Он нисколько не смутился:
— Любовь. Я только сейчас понял, что потратил жизнь на миф, который сам же и создал. Так что в какой-то мере я благодарен своей непутевой дочери за то, что она спуталась с Трохименко. Хотя и противно.
— А что же тогда вы искали в его кабинете?
Пургин уставился на меня:
— А вы разве не поняли?
— Нет
— Деньги.
— ?!
— Я его шантажировал.
Он сказал это так просто, что я поначалу даже и не нашлась, что ответить. Пургин, напротив, явно развеселился:
— А что вы так удивились? Я подсчитал, что Трохименко мне задолжал определенную сумму, при встрече пришлось потребовать.
— И сколько он вам платил?
— Стефания Андреевна, вы не перестаете меня удивлять. Задаете вопросы, на которые вряд ли получите ответы, — он прислушался к звукам в прихожей. — Наконец-то! Сейчас я вам представлю свою невесту.
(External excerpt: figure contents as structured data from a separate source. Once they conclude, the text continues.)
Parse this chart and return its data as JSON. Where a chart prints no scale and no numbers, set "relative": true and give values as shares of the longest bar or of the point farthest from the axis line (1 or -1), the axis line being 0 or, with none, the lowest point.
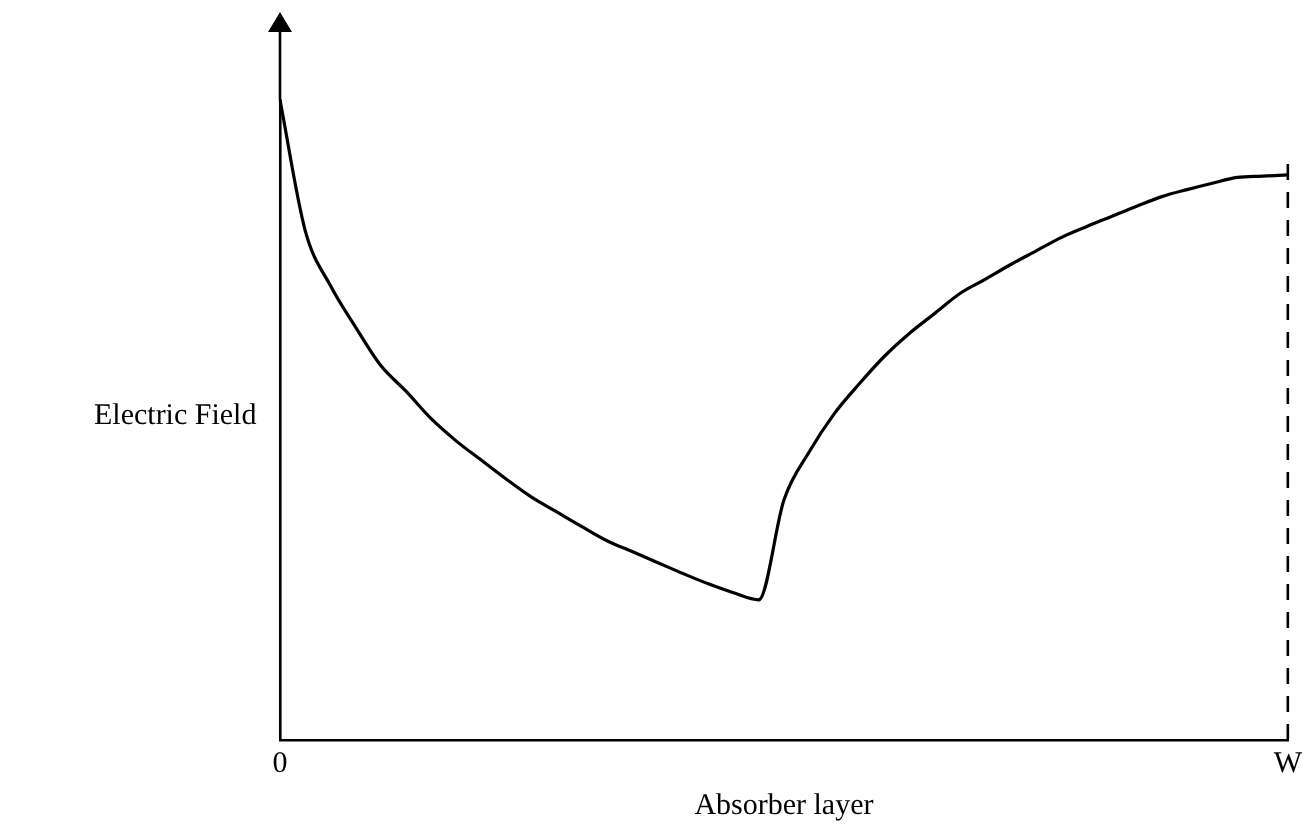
{
  "chart_data": {
    "type": "line",
    "relative": true,
    "ylabel": "Electric Field",
    "xlabel": "Absorber layer",
    "categories": [
      "0",
      null,
      null,
      null,
      null,
      null,
      null,
      null,
      null,
      null,
      null,
      null,
      null,
      null,
      null,
      null,
      null,
      null,
      null,
      null,
      null,
      null,
      null,
      null,
      null,
      null,
      null,
      null,
      null,
      null,
      null,
      null,
      null,
      null,
      null,
      null,
      null,
      null,
      null,
      null,
      "W"
    ],
    "series": [
      {
        "color": "#000000",
        "values": [
          1,
          0.796,
          0.71,
          0.645,
          0.585,
          0.545,
          0.502,
          0.467,
          0.437,
          0.407,
          0.379,
          0.356,
          0.333,
          0.311,
          0.294,
          0.277,
          0.26,
          0.244,
          0.23,
          0.219,
          0.375,
          0.45,
          0.51,
          0.557,
          0.6,
          0.636,
          0.667,
          0.698,
          0.72,
          0.743,
          0.764,
          0.785,
          0.802,
          0.818,
          0.834,
          0.849,
          0.86,
          0.87,
          0.879,
          0.881,
          0.883
        ]
      }
    ],
    "ref_lines": [
      {
        "axis": "x",
        "value": "W",
        "line_style": "dashed",
        "color": "#000000"
      }
    ],
    "marker": "none",
    "line_style": "solid",
    "grid": false,
    "legend": false
  }
}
Все произошло настолько быстро, что я даже не успела понять, в чем дело. Пургин приподнялся в кресле:
— Дорогая, у нас гости…
И рухнул. Во лбу краснело аккуратное отверстие.
— Я стреляю очень метко, не правда ли, Эфа?!
Я инстинктивно повернулась на голос, и голова раскололась на тысячи осколков. Стало темно и пусто.
***
Ученые доказали, что лучше всего женская красота сохраняется в холоде. Тепло разрешительно действует на наши клетки. Может быть поэтому, народы севера живут сравнительно недолго, но зато до самой смерти сохраняют внешнюю привлекательность. У южан иная история: внешне они стареют быстро, но зато могут попасть в книгу рекордов Гиннеса в разряде долголетия. Лично я жару не люблю, к холоду отношусь нейтрально: если в Петербурге восемь месяцев стоит зима, то, что толку стенать о лете. Но так холодно мне не было никогда. Поневоле я посочувствовала мамонтам, вынужденным жить в условиях вечной мерзлоты. Перед этим ледяным безмолвием отступала даже боль в виске. Я попыталась открыть глаза. Веки были свинцовыми. Поднимите мне веки! Ну, кто-нибудь, поднимите! В ответ тишина. Следует понимать, что здесь я нахожусь в полном одиночестве. Осталось только выяснить, где именно.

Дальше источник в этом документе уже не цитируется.